也做好了安全措施,天地也徹底的陷入進了黑暗中。

燕少淳將臨千初安頓在了樹上,總算鬆了口氣,身上為她搭了一件披風,靜靜的看著她。

下頭的湯紅觴抬頭看了一眼樹上頭,手肘碰了碰引梨白,壓著聲音道:「你覺不覺得這個阿念有問題?」

引梨白眼睛也不睜,「真難為大公子也能看出這點來,真是不易。」

湯紅觴剛要開口,頓時反應過來,「引梨白,你什麼意思?欠揍是不是?」

引梨白勾了下唇角,「我是在贊你。」

「呸,你分明是當我蠢。」湯紅觴翻了個白眼,整個身子往樹身上一靠,望著滿是星空的夜空也沉默起來。

引梨白卻緩緩地睜開了眼,望向樹上,星空下,只看到繁茂的枝葉中一團幾乎和夜色融為一體的影子。

他的眸色裏佈滿了複雜。

那天,他以為再也醒不來了。

以為再也見不到她了……

可沒想到,她卻因他頭疾複發……

……

與此同時,胥糯糯他們原本是五人,如今只剩下了三人。

他們就沒有湯紅觴幾人幸運了。

一直逃命到天黑前,才算告一段落。

幾人此時疲憊不堪的躺在地上大口大口的喘息著。

顯得極為狼狽,相互看一眼都不忍直視。

只能說用衣不蔽體來形容了,身上的衣衫一條一縷的,還掛了滿衣的粘稠僵硬的泥漿。

三人本來就是從沼澤地裡爬出來的,鱷魚近在眼前,根本來不及處理就急於逃命。

沼澤地裏面的泥漿和平時所見的泥土不同。

這種泥漿粘在衣衫上,就算是幹了也不掉的那種。

好不容易甩掉了鱷魚,還不等喘口氣,就聽到天空中傳來一聲長嘯。

幾人抬頭一看,竟然是一隻大雕。

那雕比平常大出了幾倍,體形粗壯,尤為兇猛,一雙翅膀就和上了鋼刀似的,尤為堅硬鋒利,就是不小心被刮到一下,都會皮開肉綻。

這隻追了幾人足有一個多時辰。

有兩次差點沒有將胥糯糯給叼走。

納蘭青丘砍了它一劍,那雕記了仇,竟然不死不休了,又叫來了自己的伴侶。

最終兩隻雕將那兩名門人給叼走了才徹底的放過了他們。

良久,胥糯糯才有氣無力的問其他兩個人,「那個湯流年隻吹吹笛子,就能將凶禽猛獸的給吹走,你們難道不會嗎?」

這個問題胥糯糯其實在逃命的時候就問過了。

只是當時只顧著因對那不住俯衝下來的大雕,哪裏有機會回答她?

此時聽到她又問,納蘭青丘疲憊的道:「我是不會,本來我就離谷的早,慕司知道,我師尊的所有心思都是她的那個帛煙,她教導我的很有限。

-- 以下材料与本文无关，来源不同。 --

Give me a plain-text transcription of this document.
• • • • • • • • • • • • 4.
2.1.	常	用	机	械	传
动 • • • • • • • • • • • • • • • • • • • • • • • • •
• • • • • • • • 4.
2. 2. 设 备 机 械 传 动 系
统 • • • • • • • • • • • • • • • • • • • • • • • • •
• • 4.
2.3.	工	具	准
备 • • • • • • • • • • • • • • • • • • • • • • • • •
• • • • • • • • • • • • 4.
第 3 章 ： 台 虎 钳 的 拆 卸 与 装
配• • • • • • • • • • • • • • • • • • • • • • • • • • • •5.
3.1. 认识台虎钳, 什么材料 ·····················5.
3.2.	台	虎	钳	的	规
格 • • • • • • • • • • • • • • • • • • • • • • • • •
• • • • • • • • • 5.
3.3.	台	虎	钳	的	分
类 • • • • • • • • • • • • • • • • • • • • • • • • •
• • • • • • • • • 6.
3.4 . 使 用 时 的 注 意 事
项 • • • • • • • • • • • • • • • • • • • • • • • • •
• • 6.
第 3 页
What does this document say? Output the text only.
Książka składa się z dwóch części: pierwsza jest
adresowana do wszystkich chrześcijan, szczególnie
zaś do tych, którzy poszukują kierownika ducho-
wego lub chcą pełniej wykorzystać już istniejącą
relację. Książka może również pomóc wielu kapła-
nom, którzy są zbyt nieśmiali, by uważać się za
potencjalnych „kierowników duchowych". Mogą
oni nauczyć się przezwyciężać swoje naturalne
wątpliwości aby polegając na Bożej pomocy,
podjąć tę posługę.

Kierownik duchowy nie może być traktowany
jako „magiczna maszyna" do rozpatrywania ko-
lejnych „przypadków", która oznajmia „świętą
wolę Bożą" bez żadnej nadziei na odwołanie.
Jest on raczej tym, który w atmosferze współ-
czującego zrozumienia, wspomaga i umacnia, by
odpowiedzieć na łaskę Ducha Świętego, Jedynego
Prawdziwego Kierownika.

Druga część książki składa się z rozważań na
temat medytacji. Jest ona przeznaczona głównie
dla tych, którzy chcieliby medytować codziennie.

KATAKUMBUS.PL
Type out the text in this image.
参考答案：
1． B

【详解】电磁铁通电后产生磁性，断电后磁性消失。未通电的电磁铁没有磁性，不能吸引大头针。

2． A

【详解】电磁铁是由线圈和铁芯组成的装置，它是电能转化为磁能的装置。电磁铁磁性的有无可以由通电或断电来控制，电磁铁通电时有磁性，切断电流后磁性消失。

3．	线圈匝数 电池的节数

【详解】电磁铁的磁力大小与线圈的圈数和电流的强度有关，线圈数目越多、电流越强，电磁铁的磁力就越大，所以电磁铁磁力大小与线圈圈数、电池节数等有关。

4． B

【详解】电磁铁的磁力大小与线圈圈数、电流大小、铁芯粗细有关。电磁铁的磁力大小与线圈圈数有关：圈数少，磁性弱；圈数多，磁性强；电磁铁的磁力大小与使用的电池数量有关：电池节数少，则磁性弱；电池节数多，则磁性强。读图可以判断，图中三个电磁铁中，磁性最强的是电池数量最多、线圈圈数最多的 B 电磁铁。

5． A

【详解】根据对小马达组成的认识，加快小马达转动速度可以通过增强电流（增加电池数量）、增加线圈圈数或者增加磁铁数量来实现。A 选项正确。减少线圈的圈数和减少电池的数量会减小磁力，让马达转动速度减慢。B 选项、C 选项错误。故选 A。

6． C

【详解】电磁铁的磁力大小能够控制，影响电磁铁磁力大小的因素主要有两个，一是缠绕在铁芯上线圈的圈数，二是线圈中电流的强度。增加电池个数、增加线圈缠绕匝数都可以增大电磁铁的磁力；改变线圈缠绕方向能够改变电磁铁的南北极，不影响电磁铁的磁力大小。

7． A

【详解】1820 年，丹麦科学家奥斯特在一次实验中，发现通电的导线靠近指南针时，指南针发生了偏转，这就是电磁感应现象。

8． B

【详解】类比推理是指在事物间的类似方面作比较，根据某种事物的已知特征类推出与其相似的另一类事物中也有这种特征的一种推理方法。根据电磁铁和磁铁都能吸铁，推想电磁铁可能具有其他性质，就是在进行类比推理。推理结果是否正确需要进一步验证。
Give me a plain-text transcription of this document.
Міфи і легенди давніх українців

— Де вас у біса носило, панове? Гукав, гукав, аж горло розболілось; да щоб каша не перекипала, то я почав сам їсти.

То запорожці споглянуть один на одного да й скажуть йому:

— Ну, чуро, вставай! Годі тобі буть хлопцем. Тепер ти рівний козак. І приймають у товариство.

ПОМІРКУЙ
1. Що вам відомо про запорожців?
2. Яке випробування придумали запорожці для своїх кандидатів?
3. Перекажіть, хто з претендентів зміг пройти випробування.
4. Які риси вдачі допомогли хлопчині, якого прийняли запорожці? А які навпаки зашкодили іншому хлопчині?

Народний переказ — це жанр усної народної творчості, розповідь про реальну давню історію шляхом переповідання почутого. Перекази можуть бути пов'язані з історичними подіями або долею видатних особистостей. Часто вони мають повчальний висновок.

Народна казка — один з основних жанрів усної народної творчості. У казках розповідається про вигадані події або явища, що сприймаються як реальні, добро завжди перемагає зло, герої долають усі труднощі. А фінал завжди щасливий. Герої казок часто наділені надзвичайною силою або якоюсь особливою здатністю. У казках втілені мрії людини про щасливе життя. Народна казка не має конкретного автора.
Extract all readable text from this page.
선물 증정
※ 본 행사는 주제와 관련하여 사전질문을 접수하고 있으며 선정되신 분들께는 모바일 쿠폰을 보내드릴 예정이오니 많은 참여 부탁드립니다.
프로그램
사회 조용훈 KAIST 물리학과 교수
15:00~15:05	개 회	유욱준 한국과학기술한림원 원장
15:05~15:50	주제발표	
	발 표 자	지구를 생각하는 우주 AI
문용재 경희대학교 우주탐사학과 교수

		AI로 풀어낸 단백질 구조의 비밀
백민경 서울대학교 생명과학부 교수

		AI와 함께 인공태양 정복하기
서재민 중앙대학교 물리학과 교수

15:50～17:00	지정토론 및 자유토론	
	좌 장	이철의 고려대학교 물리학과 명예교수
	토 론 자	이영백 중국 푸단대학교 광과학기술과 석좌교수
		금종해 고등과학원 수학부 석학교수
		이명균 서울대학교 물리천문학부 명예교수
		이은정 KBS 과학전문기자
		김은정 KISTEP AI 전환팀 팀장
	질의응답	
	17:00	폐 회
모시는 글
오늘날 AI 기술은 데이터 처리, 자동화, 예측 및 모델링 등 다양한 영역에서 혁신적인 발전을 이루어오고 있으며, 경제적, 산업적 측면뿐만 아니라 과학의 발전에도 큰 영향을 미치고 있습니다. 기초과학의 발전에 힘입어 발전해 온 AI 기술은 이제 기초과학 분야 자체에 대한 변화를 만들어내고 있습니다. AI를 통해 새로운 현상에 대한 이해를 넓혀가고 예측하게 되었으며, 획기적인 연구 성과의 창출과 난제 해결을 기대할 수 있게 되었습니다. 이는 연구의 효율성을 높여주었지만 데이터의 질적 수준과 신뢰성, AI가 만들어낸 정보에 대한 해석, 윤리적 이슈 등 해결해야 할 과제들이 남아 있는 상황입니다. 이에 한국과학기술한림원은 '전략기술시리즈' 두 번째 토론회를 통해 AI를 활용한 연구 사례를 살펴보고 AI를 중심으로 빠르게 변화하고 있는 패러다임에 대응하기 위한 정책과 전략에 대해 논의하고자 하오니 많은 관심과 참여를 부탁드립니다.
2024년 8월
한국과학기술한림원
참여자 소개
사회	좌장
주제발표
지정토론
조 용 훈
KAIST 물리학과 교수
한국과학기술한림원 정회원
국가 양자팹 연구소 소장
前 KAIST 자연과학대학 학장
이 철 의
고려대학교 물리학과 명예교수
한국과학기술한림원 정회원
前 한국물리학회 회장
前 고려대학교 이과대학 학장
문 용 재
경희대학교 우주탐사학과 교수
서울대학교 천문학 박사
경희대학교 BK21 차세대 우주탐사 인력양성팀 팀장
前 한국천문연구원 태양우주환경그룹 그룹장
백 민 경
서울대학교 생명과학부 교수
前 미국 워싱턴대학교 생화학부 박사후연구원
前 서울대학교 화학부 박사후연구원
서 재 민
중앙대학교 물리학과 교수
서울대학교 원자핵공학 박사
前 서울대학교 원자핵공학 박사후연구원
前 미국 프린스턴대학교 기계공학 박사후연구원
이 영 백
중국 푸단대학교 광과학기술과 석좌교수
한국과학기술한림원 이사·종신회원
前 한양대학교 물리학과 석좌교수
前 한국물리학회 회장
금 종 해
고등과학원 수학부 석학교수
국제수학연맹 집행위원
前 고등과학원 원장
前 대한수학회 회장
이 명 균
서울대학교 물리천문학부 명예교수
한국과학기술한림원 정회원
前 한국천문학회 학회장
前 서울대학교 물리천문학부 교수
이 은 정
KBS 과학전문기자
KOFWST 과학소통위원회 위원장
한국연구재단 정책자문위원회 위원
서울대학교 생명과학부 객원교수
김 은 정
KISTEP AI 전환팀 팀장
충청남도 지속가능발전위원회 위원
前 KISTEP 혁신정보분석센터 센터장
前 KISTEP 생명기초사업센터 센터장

」

一旁的慕司不由苦笑,「湯紅觴的笛音,那是馭獸的本事,這個是需要天分的,沒這方面的天分,也無法用笛音傳遞獸語,那些畜生聽不懂,就算吹斷氣該攻擊還是要攻擊你,所以……」

胥糯糯聽完不由一下又有些絕望了。

「你,你們為什麼不早說?」胥糯糯顫著音問。

納蘭青丘不由埋怨道:「早就和你說過,不要和湯紅觴呈口舌之快,你偏不聽。」

胥糯糯聞言心中生怒,憑著一股怒氣坐爬坐起來瞪著他道:「納蘭青丘,你這是在責怪我嗎?」

納蘭青丘回來的目的沒有一件順利,更沒有達成一件,心中本就有些急躁。

此時身邊沒有了外人,聞言一下也坐了起來,一雙眼帶著兩分冷意,「胥糯糯,你鬧夠了沒有?現在我們……」

「現在我們這般境地到底是誰一步步走出來的?我受夠了。」胥糯糯分毫不讓的就是一聲。

她的這一聲很有些抓狂的意味。

納蘭青丘的火氣也被勾了起來,「是我拉著你跟我一道回師門的嗎?」

胥糯糯頓時眼睛就紅了,就要起身。

一旁的慕司連忙爬過來勸解道:「二位,二位,都消消火,現在這個時候,我們就算是大吵一架也解決不了問題,還是想想接下來該怎麼辦吧。」

這都一天了,可以說三人都飢腸轆轆的。

此時的確不是置氣的時候,納蘭青丘身為男人到底還是有些心胸的。

便不再說話了,卻也不想搭理胥糯糯。

撇開臉沉思了起來。

可胥糯糯隻感覺有著無限大的委屈,抱著雙腿默默地垂淚起來。

她倒是想不計後果的離開,奈何,她還沒有失去理智。

所以,她現在除了哭,就是腸子都悔青的後悔。

早知如此,她真是吃飽了撐的,旅行?

她怎麼想的出來?

現在想想自己跟來時那般自信滿滿,她自己都覺得可笑。

慕司看看納蘭青丘,又看了一眼胥糯糯,也感覺有些無力。

論起來,他在二人中間屬於是外人。

二人雖然是吵架,可無形中的透著親近。

他默默苦笑了下,可眼睛卻仍是忍不住看向旁邊的女子。

那單薄的肩頭一聳一聳的,讓他怎麼也做不到無動於衷或是視而不見。

不由往她身邊湊近了些,組織了一下語言才溫聲哄道:「糯糯姑娘不要難過了,現在我們必須要團結起來,才能有出去的可能。」

他沒有哄女孩子的經驗,更不知道應該怎麼哄,憋了半天也隻說出了這麼一句。

可是身旁的姑娘流的眼淚更凶了。

這下慕司一下就手足無措起來,想要給她擦淚,可男女有別,更加無措了,求救般的看向納蘭青丘。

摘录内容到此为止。